Anyway I know I was as anxious as anything to see an aviator who could fly from Canada to Brazil in the time that he did. Goodnight, what a record! They say he even lost his compass. He should worry about compasses, huh?

So that’s what I was thinking of while we were hiking in the sun toward the airport when Ben kind of nudged me and winked.

“Listen to the kid,” he said with a kind of a chuckle. “He’s trying to make Marvin believe that this Klammer gink is his second cousin or something.”
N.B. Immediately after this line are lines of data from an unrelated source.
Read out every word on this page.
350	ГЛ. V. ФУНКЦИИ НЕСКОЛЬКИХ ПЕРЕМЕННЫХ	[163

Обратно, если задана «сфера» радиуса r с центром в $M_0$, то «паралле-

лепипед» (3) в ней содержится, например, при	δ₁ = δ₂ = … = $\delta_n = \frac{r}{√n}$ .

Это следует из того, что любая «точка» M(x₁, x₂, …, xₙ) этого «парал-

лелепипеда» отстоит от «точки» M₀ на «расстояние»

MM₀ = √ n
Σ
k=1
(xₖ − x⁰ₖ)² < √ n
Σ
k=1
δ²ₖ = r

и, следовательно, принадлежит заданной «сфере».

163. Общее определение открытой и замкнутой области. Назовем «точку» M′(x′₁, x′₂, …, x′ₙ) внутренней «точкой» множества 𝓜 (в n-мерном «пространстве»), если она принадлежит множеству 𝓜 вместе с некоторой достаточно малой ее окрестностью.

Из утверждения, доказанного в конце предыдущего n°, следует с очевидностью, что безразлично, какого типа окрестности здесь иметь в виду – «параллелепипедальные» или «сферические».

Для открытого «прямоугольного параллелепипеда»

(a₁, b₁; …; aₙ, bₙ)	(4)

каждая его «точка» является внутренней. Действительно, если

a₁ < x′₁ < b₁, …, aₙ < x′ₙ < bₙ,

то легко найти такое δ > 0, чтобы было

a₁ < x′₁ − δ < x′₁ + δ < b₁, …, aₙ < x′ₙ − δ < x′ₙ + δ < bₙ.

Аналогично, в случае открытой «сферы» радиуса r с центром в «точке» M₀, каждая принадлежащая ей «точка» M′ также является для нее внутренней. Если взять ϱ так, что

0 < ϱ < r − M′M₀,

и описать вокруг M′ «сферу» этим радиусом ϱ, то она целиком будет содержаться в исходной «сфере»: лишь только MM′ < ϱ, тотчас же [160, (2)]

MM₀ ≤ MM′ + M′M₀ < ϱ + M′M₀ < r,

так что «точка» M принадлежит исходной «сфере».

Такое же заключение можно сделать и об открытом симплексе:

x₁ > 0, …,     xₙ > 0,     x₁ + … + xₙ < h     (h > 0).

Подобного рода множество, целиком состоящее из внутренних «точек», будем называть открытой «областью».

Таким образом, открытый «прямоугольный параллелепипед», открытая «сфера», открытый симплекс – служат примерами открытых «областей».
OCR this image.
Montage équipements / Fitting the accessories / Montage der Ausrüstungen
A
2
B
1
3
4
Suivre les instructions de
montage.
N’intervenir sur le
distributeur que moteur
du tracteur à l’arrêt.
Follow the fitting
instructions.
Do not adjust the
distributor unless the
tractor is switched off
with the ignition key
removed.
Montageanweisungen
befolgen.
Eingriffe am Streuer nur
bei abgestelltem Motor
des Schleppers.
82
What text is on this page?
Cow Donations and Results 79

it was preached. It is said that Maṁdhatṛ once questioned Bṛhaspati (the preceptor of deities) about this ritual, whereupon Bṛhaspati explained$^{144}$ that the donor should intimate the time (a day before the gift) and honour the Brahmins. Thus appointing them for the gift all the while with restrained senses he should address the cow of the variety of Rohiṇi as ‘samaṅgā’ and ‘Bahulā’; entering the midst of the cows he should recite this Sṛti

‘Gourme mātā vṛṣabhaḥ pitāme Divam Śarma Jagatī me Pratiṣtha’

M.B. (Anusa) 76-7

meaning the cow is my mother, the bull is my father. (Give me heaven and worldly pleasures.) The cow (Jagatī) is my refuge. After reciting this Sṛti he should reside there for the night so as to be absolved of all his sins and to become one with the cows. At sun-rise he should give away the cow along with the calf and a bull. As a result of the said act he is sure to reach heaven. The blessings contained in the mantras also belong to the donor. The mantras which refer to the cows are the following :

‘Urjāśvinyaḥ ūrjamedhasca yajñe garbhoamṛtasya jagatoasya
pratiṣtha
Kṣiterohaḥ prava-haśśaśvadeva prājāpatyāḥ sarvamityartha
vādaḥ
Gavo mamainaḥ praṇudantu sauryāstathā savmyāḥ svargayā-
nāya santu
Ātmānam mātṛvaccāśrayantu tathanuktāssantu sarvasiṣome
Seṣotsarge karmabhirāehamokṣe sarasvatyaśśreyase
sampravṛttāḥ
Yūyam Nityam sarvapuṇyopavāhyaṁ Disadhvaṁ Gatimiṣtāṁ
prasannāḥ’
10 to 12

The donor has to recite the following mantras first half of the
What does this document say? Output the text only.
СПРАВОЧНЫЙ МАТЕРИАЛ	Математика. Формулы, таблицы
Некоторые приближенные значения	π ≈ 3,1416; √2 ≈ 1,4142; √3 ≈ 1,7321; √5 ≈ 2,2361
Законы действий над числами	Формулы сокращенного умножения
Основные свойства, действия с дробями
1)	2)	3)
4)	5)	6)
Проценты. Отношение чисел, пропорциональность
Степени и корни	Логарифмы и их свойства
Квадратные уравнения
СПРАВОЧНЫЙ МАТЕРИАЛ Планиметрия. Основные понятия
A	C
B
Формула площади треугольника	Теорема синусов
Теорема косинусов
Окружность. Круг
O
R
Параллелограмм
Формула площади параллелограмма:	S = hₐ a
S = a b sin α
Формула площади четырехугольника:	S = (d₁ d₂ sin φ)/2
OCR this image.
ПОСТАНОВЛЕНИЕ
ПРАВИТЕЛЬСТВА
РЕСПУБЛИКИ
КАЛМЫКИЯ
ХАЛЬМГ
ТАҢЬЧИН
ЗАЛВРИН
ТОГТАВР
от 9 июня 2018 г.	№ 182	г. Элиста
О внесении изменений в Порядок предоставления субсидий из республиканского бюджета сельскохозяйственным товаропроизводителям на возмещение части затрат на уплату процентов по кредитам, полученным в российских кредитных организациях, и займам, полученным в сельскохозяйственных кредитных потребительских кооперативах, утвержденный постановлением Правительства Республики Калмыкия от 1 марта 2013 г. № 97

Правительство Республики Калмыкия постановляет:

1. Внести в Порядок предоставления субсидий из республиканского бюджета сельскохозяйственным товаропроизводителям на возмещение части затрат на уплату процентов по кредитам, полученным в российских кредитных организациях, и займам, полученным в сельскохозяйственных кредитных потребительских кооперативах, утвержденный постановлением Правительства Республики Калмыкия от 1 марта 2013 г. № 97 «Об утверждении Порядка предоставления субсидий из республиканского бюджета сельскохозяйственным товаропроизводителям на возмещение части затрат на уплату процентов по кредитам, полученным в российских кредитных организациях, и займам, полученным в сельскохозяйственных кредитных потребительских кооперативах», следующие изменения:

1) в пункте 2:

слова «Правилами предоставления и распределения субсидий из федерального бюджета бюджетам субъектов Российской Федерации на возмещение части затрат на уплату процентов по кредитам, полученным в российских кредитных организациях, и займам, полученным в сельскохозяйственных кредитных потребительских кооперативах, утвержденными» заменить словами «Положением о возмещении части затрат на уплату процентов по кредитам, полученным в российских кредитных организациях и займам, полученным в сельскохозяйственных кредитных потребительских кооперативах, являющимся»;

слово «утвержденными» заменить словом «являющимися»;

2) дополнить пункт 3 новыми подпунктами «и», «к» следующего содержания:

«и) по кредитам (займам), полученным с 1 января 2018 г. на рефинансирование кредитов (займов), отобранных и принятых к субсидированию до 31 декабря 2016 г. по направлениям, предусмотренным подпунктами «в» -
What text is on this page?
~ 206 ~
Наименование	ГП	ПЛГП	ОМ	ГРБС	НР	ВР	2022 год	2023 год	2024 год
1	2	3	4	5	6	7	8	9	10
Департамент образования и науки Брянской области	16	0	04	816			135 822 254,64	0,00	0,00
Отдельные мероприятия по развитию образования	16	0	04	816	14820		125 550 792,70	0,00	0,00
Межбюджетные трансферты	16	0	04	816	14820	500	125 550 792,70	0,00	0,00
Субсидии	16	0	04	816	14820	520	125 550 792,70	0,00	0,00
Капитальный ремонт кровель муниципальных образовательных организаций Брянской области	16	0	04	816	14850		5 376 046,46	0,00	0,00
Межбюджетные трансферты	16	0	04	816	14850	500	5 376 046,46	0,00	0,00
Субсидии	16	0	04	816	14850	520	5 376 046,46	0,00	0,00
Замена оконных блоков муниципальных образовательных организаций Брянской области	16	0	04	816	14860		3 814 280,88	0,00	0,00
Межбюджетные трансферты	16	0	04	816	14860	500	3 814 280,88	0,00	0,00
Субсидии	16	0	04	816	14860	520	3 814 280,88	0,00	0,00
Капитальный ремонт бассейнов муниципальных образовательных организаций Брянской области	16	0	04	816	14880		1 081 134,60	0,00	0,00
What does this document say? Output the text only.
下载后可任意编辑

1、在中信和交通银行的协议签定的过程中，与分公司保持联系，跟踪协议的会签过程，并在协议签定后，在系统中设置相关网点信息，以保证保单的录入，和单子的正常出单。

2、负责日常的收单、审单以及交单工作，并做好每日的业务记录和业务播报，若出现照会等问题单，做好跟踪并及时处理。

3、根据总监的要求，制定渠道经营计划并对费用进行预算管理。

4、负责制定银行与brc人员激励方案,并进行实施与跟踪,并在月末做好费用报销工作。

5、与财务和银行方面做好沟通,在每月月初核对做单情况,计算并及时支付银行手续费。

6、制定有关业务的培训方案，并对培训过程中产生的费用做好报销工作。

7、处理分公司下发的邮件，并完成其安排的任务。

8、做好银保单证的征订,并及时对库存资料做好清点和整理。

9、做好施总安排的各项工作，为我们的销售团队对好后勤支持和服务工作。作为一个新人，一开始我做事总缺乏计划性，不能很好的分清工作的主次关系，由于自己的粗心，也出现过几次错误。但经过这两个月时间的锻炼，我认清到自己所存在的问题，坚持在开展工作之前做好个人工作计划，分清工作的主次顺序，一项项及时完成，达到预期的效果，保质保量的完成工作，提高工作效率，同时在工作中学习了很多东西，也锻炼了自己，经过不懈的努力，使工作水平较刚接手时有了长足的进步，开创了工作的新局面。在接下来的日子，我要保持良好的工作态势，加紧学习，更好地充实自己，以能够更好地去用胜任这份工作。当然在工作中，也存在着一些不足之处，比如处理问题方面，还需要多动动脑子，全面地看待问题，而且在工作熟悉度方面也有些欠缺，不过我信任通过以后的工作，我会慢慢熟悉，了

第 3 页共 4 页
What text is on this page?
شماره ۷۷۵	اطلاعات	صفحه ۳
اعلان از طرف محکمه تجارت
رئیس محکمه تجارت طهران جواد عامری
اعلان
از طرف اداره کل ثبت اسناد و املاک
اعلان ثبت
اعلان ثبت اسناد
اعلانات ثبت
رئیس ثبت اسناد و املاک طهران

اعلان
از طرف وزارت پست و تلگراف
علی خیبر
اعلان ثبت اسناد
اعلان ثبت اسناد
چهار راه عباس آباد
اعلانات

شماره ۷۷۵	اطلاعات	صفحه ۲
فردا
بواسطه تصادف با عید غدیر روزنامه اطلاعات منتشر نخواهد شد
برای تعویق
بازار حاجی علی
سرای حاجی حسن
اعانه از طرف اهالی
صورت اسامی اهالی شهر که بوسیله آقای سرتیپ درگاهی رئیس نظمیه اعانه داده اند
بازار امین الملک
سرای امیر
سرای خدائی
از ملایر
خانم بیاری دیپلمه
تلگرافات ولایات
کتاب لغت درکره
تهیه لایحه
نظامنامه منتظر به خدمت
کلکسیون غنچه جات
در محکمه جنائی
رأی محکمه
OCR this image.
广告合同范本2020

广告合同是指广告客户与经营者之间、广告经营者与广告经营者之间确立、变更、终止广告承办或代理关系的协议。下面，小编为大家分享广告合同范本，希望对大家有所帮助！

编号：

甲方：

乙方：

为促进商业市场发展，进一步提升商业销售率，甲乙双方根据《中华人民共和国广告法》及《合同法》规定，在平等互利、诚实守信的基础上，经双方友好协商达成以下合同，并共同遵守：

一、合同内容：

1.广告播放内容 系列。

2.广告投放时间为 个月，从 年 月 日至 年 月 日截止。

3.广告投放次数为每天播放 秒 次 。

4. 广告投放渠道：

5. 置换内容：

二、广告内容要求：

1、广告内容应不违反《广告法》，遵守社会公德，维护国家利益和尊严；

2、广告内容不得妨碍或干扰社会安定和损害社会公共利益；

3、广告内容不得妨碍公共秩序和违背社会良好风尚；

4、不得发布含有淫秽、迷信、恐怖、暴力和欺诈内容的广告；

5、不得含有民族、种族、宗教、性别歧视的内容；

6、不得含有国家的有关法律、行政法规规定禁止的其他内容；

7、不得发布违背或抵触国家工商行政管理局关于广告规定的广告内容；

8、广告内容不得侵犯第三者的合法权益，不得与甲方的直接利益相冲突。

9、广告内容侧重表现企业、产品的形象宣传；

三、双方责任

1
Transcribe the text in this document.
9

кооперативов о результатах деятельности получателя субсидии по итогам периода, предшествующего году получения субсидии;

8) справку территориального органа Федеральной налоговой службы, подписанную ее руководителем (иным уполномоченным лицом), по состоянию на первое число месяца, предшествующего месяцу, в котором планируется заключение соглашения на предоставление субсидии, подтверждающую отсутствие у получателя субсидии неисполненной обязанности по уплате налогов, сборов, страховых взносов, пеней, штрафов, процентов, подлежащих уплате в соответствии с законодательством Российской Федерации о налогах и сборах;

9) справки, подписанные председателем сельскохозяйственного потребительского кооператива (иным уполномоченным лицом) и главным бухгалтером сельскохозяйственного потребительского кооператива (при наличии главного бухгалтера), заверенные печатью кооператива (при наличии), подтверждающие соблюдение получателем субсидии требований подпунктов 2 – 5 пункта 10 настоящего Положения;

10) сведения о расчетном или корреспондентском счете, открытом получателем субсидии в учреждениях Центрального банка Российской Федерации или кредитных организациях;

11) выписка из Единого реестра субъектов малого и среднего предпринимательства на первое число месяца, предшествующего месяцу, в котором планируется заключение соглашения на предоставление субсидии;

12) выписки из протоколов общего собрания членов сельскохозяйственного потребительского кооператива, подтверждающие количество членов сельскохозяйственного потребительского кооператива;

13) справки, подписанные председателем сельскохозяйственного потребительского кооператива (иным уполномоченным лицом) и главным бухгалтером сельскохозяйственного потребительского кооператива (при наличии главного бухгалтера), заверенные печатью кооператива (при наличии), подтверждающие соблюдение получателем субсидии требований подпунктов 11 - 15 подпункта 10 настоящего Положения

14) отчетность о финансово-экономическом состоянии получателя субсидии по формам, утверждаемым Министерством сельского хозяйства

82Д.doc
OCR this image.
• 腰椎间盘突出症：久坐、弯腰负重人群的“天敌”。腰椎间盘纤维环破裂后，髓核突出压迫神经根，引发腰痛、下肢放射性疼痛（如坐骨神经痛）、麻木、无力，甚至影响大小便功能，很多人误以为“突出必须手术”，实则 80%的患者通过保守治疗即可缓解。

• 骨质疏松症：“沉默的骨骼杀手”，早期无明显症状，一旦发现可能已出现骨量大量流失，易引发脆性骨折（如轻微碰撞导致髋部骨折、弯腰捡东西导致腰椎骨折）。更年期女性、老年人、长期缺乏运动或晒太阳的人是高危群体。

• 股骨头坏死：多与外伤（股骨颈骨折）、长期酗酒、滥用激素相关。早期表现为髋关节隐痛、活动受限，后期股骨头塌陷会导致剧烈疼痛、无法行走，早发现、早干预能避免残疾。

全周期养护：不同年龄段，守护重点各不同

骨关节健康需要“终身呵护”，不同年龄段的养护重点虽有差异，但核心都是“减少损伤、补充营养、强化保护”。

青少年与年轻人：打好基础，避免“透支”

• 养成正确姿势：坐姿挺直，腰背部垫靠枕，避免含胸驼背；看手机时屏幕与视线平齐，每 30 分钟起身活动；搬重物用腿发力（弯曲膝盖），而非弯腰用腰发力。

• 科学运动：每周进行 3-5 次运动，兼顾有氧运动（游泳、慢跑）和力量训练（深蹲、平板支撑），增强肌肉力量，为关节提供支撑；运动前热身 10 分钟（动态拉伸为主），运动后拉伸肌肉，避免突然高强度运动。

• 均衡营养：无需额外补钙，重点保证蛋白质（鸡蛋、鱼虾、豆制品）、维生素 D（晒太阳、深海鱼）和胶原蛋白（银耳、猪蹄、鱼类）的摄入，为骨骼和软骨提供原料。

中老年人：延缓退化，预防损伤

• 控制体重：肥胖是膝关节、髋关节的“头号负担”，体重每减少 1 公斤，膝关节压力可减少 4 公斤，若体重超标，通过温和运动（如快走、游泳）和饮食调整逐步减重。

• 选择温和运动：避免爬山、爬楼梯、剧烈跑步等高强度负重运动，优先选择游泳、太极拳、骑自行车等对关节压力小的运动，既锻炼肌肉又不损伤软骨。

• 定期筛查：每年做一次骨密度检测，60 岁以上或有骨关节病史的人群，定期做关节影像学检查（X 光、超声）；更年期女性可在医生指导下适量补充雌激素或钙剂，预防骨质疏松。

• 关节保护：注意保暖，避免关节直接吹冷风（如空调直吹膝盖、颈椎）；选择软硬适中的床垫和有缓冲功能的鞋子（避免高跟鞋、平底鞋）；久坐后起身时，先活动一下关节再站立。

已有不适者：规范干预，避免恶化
So I said, “How does the kid know him anyhow?”

“He doesn’t know him hardly at all,” Ben laughed. “Klammer kind of hurt himself when he was making a landing one day last summer and Doctor Harris treated him a few times. That’s how much the kid knows Klammer.”

“Do you think I didn’t hear what you said?” Pee-wee shouted back. “Even if I was talking I could hear you say how much I don’t know Lowden Klammer and you’re so smart I know him more than that because I talked to him twice when he was sitting in my father’s waiting room and he did ask me to come down to the airport and even he promised to take me up in the air!”

“You don’t have to go to the airport for that, kid,” I said. “You’re up in the air right now.”

“Even I can prove he promised to take me up with him!” the kid screamed back. “I can prove it by my father’s nurse who was sitting at her desk right near where I was sitting with Klammer because she said she wished she was me, getting such a nice invitation and I’ll leave it to her if she didn’t say it!”

“Even so, I bet he’s kind of forgotten all about you, kid,” Ben said with that nice kind of smile he has. “Gosh, you don’t expect a feller that meets so many people can remember everyone he gives an invitation to, do you?”

“Gee whiz, does that say he couldn’t remember me by sight after I talked to him and made him laugh?” the kid wanted to know.

“He’d have to be near-sighted,” I said, “but still I don’t blame him for laughing. I’ve laughed at you myself, kid.”

“Do you know what you’re talking about—near-sighted, laughing?” the kid roared. “What’s that got to do with Klammer asking me to go up in his plane, huh?”

“I don’t know, kid,” I told him. “Ask me another!”

Goodnight, I should worry about Klammer then! I was thinking about Bigwing, but you’ll have to read the next chapter to hear how I had to worry about Klammer—and how!